The IDC survey, which is of 400 high-level managers in the United States, the United Kingdom, France and Germany, was sponsored by EMC's RSA security division. It found that 52% characterized their incidents arising from insider threats as predominantly accidental. The problem is on the rise as a result of companies using contractors and third-party partners to do business.
"Companies are finding more than ever before that they really need to have good access policies and the right level of controls associated with those policies," said Chris Young, senior vice president of products at RSA. "Organizations often try to start out with a model of trust between permanent and temporary employees, but they also have to balance that trust with controls."
Young said often unintentional employee errors aid external attackers. An employee who fails to update a Web-based tool could leave a gaping hole for an attacker to deploy malware and find a way into sensitive systems.
Security experts believe that insider threat management is the single biggest issue not adequately addressed by enterprises. Brian Sears, director of information systems at Seattle-based accounting firm Benson & McLaughlin, said the human factor is being ignored even as statistics indicate that most breaches occur at the hands of a current or former employee.

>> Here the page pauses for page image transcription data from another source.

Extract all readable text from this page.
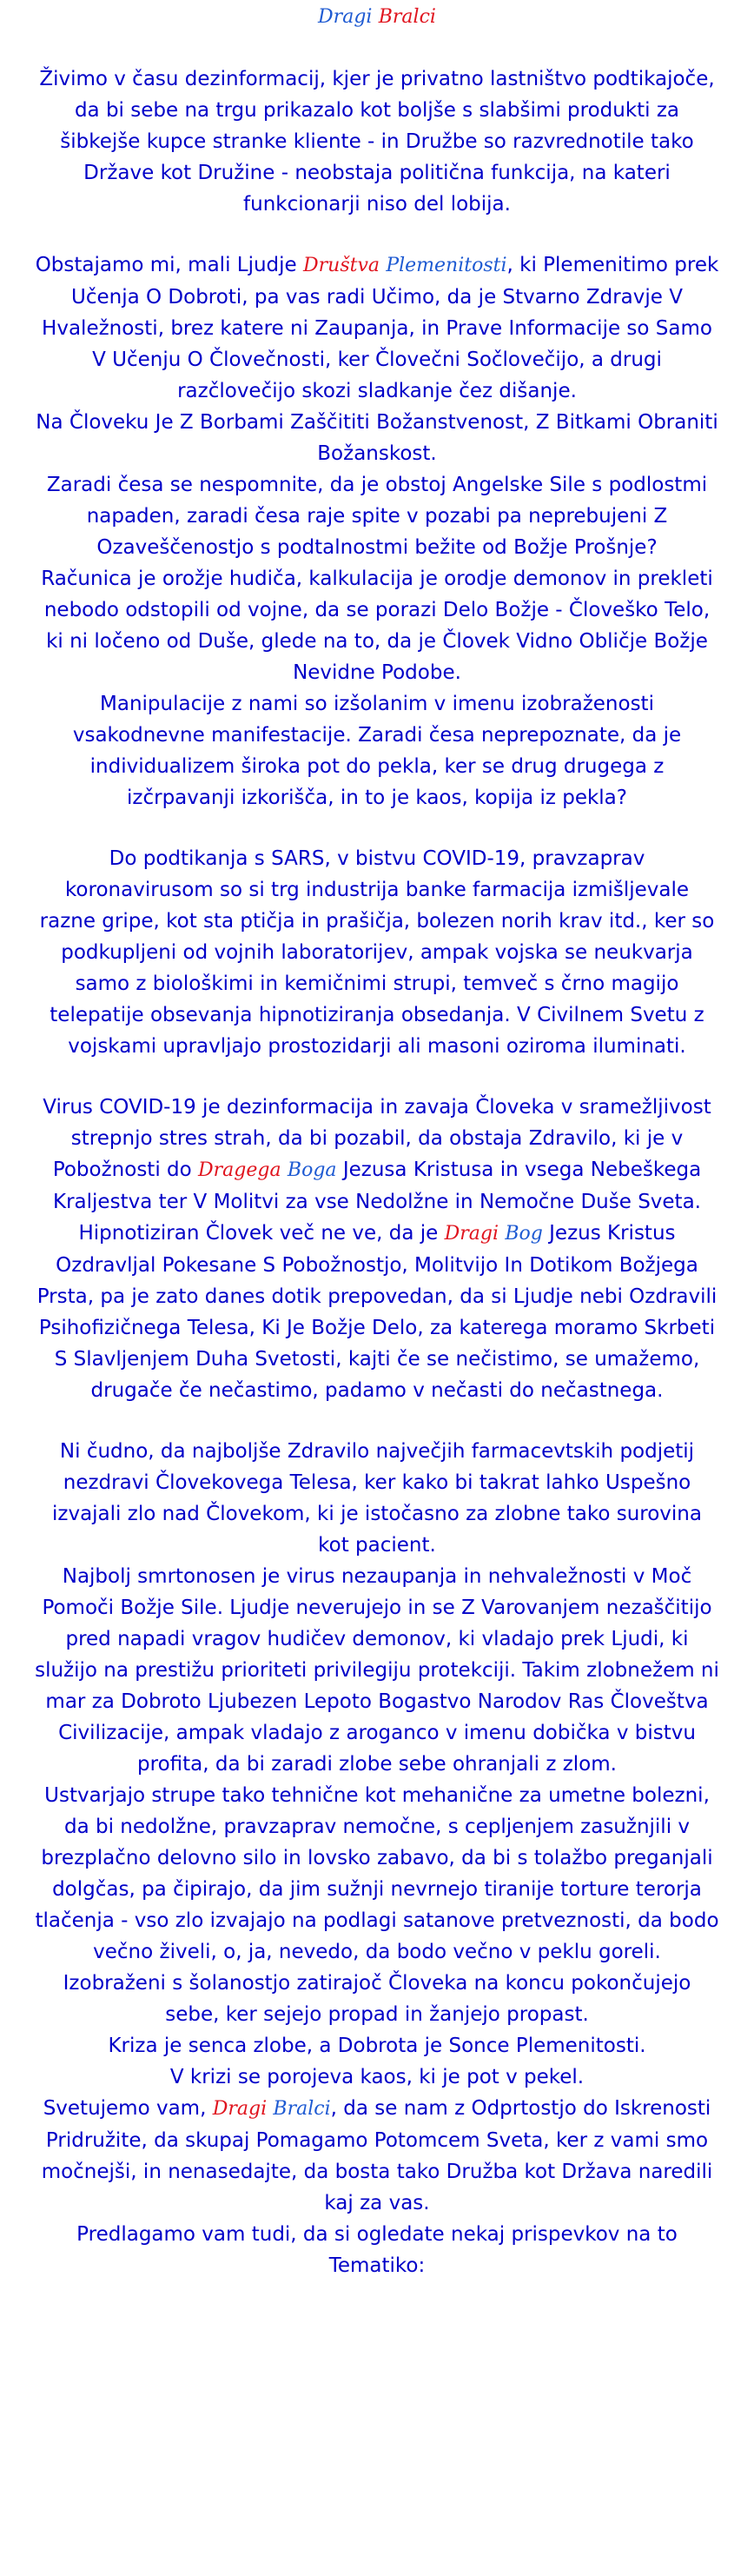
Dragi Bralci

Živimo v času dezinformacij, kjer je privatno lastništvo podtikajoče, da bi sebe na trgu prikazalo kot boljše s slabšimi produkti za šibkejše kupce stranke kliente - in Družbe so razvrednotile tako Države kot Družine - neobstaja politična funkcija, na kateri funkcionarji niso del lobija.

Obstajamo mi, mali Ljudje Društva Plemenitosti, ki Plemenitimo prek Učenja O Dobroti, pa vas radi Učimo, da je Stvarno Zdravje V Hvaležnosti, brez katere ni Zaupanja, in Prave Informacije so Samo V Učenju O Človečnosti, ker Človečni Sočlovečijo, a drugi razčlovečijo skozi sladkanje čez dišanje.

Na Človeku Je Z Borbami Zaščititi Božanstvenost, Z Bitkami Obraniti Božanskost.

Zaradi česa se nespomnite, da je obstoj Angelske Sile s podlostmi napaden, zaradi česa raje spite v pozabi pa neprebujeni Z Ozaveščenostjo s podtalnostmi bežite od Božje Prošnje?

Računica je orožje hudiča, kalkulacija je orodje demonov in prekleti nebodo odstopili od vojne, da se porazi Delo Božje - Človeško Telo, ki ni ločeno od Duše, glede na to, da je Človek Vidno Obličje Božje Nevidne Podobe.

Manipulacije z nami so izšolanim v imenu izobraženosti vsakodnevne manifestacije. Zaradi česa neprepoznate, da je individualizem široka pot do pekla, ker se drug drugega z izčrpavanji izkorišča, in to je kaos, kopija iz pekla?

Do podtikanja s SARS, v bistvu COVID-19, pravzaprav koronavirusom so si trg industrija banke farmacija izmišljevale razne gripe, kot sta ptičja in prašičja, bolezen norih krav itd., ker so podkupljeni od vojnih laboratorijev, ampak vojska se neukvarja samo z biološkimi in kemičnimi strupi, temveč s črno magijo telepatije obsevanja hipnotiziranja obsedanja. V Civilnem Svetu z vojskami upravljajo prostozidarji ali masoni oziroma iluminati.

Virus COVID-19 je dezinformacija in zavaja Človeka v sramežljivost strepnjo stres strah, da bi pozabil, da obstaja Zdravilo, ki je v Pobožnosti do Dragega Boga Jezusa Kristusa in vsega Nebeškega Kraljestva ter V Molitvi za vse Nedolžne in Nemočne Duše Sveta.

Hipnotiziran Človek več ne ve, da je Dragi Bog Jezus Kristus Ozdravljal Pokesane S Pobožnostjo, Molitvijo In Dotikom Božjega Prsta, pa je zato danes dotik prepovedan, da si Ljudje nebi Ozdravili Psihofizičnega Telesa, Ki Je Božje Delo, za katerega moramo Skrbeti S Slavljenjem Duha Svetosti, kajti če se nečistimo, se umažemo, drugače če nečastimo, padamo v nečasti do nečastnega.

Ni čudno, da najboljše Zdravilo največjih farmacevtskih podjetij nezdravi Človekovega Telesa, ker kako bi takrat lahko Uspešno izvajali zlo nad Človekom, ki je istočasno za zlobne tako surovina kot pacient.

Najbolj smrtonosen je virus nezaupanja in nehvaležnosti v Moč Pomoči Božje Sile. Ljudje neverujejo in se Z Varovanjem nezaščitijo pred napadi vragov hudičev demonov, ki vladajo prek Ljudi, ki služijo na prestižu prioriteti privilegiju protekciji. Takim zlobnežem ni mar za Dobroto Ljubezen Lepoto Bogastvo Narodov Ras Človeštva Civilizacije, ampak vladajo z aroganco v imenu dobička v bistvu profita, da bi zaradi zlobe sebe ohranjali z zlom.

Ustvarjajo strupe tako tehnične kot mehanične za umetne bolezni, da bi nedolžne, pravzaprav nemočne, s cepljenjem zasužnjili v brezplačno delovno silo in lovsko zabavo, da bi s tolažbo preganjali dolgčas, pa čipirajo, da jim sužnji nevrnejo tiranije torture terorja tlačenja - vso zlo izvajajo na podlagi satanove pretveznosti, da bodo večno živeli, o, ja, nevedo, da bodo večno v peklu goreli.

Izobraženi s šolanostjo zatirajoč Človeka na koncu pokončujejo sebe, ker sejejo propad in žanjejo propast.

Kriza je senca zlobe, a Dobrota je Sonce Plemenitosti.

V krizi se porojeva kaos, ki je pot v pekel.

Svetujemo vam, Dragi Bralci, da se nam z Odprtostjo do Iskrenosti Pridružite, da skupaj Pomagamo Potomcem Sveta, ker z vami smo močnejši, in nenasedajte, da bosta tako Družba kot Država naredili kaj za vas.

Predlagamo vam tudi, da si ogledate nekaj prispevkov na to Tematiko:
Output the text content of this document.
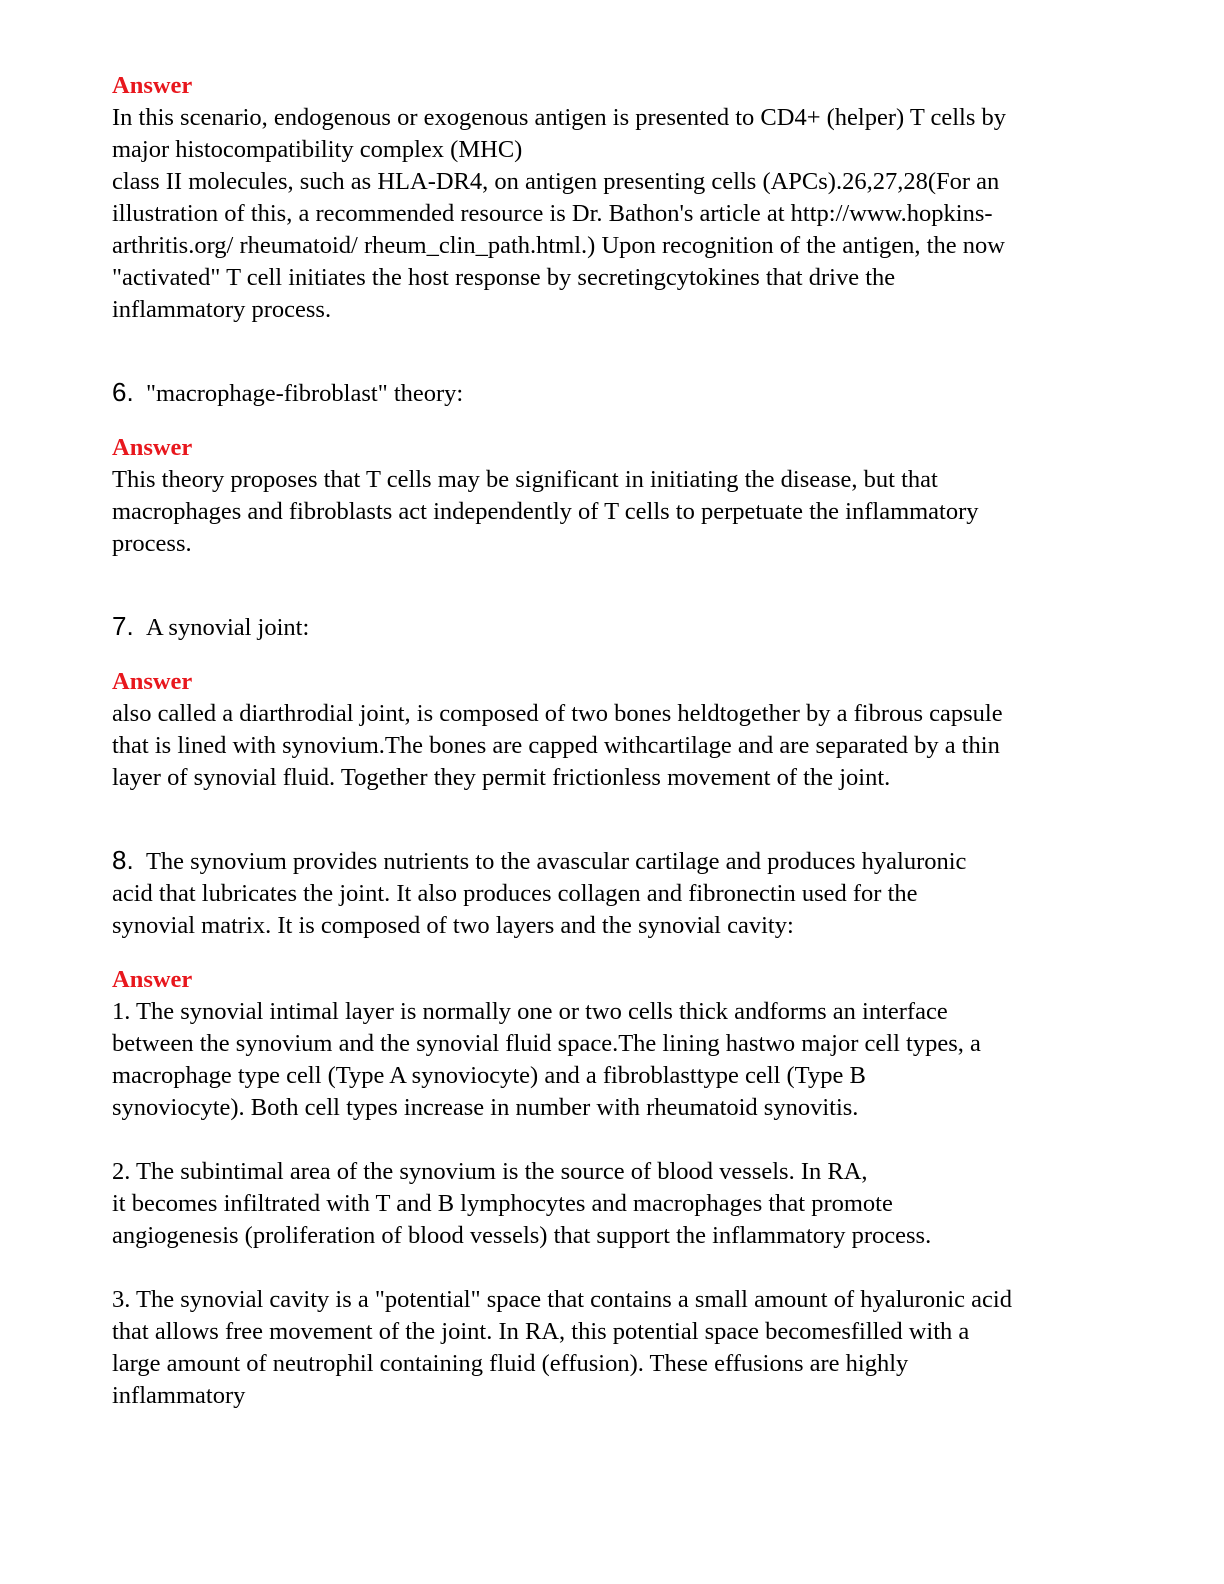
Answer
In this scenario, endogenous or exogenous antigen is presented to CD4+ (helper) T cells by
major histocompatibility complex (MHC)
class II molecules, such as HLA-DR4, on antigen presenting cells (APCs).26,27,28(For an
illustration of this, a recommended resource is Dr. Bathon's article at http://www.hopkins-
arthritis.org/ rheumatoid/ rheum_clin_path.html.) Upon recognition of the antigen, the now
"activated" T cell initiates the host response by secretingcytokines that drive the
inflammatory process.
6. "macrophage-fibroblast" theory:
Answer
This theory proposes that T cells may be significant in initiating the disease, but that
macrophages and fibroblasts act independently of T cells to perpetuate the inflammatory
process.
7. A synovial joint:
Answer
also called a diarthrodial joint, is composed of two bones heldtogether by a fibrous capsule
that is lined with synovium.The bones are capped withcartilage and are separated by a thin
layer of synovial fluid. Together they permit frictionless movement of the joint.
8. The synovium provides nutrients to the avascular cartilage and produces hyaluronic
acid that lubricates the joint. It also produces collagen and fibronectin used for the
synovial matrix. It is composed of two layers and the synovial cavity:
Answer
1. The synovial intimal layer is normally one or two cells thick andforms an interface
between the synovium and the synovial fluid space.The lining hastwo major cell types, a
macrophage type cell (Type A synoviocyte) and a fibroblasttype cell (Type B
synoviocyte). Both cell types increase in number with rheumatoid synovitis.
2. The subintimal area of the synovium is the source of blood vessels. In RA,
it becomes infiltrated with T and B lymphocytes and macrophages that promote
angiogenesis (proliferation of blood vessels) that support the inflammatory process.
3. The synovial cavity is a "potential" space that contains a small amount of hyaluronic acid
that allows free movement of the joint. In RA, this potential space becomesfilled with a
large amount of neutrophil containing fluid (effusion). These effusions are highly
inflammatory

Security technologies fail to address insider threat management:
Data breach avoidance begins with security basics, panel says Investing millions in new security technology will not prevent a data breach if employees aren't educated and security policy goes unchecked, say experts.
"In every case companies need to start with well-developed policies that are embraced by senior management then adopted as part of company culture," Sears said. "They need to train employees to understand what's in the policy and the company's expectations."
Many experts agree with Sears' analysis. A recent panel of experts, discussing the latest spate of high-profile data breaches, called on organizations to think about security basics to mitigate the risk of data loss.
"The weakest link in the chain is and always has been the people," said Bob Russo, general manager of the Payment Card Industry Security Standards Council.
Despite insider mistakes being a major threat to the business, it's unclear if security budgets will reflect an investment in technology to address insider threats. About 60% said they expect budgets to remain the same or decrease over the next 12 months. The same percentage said they typically don't allocate funding based on internal or external threats.
"If you take a step back you'll see that a lot of organizations are still trying to fight security battles the way they've traditionally been doing it," Young said. "They're not paying attention to making sure information in the organization isn't being misused."
Over the past 12 months, surveyed organizations experienced 6,244 incidents of unintentional data loss through employee negligence. Contractors and temporary staff represented the greatest risk. Nearly 40% of survey respondents in the healthcare industry indicated contractors and temporary staff represented the greatest risk for data loss.
Young said security training for contractors is limited and company security policy is not always clearly communicated to temporary workers. Education of company security policy and basic security training goes a long way to reduce risks.
"It's a breakdown in communication and training," Young said. "Any industry using more contractors and more temporary employees is likely to have higher incidents."
Companies should also consider an annual review of information in the security policy. Changes made should be thoroughly documented for auditors. Security policy changes should reflect business changes as well as any new issues identified as threats to the business.
For example, contractors are not necessarily making malicious mistakes. According to IDC, contractors often create multiple accounts that expire at different times, so they can start work immediately the next time they get a contract.
"The survey shows that while there's a lot of risk around contractors, the controls we put in place and the level of attention paid to access policy is not consistent with the level of risk that group of employees represents," Young said.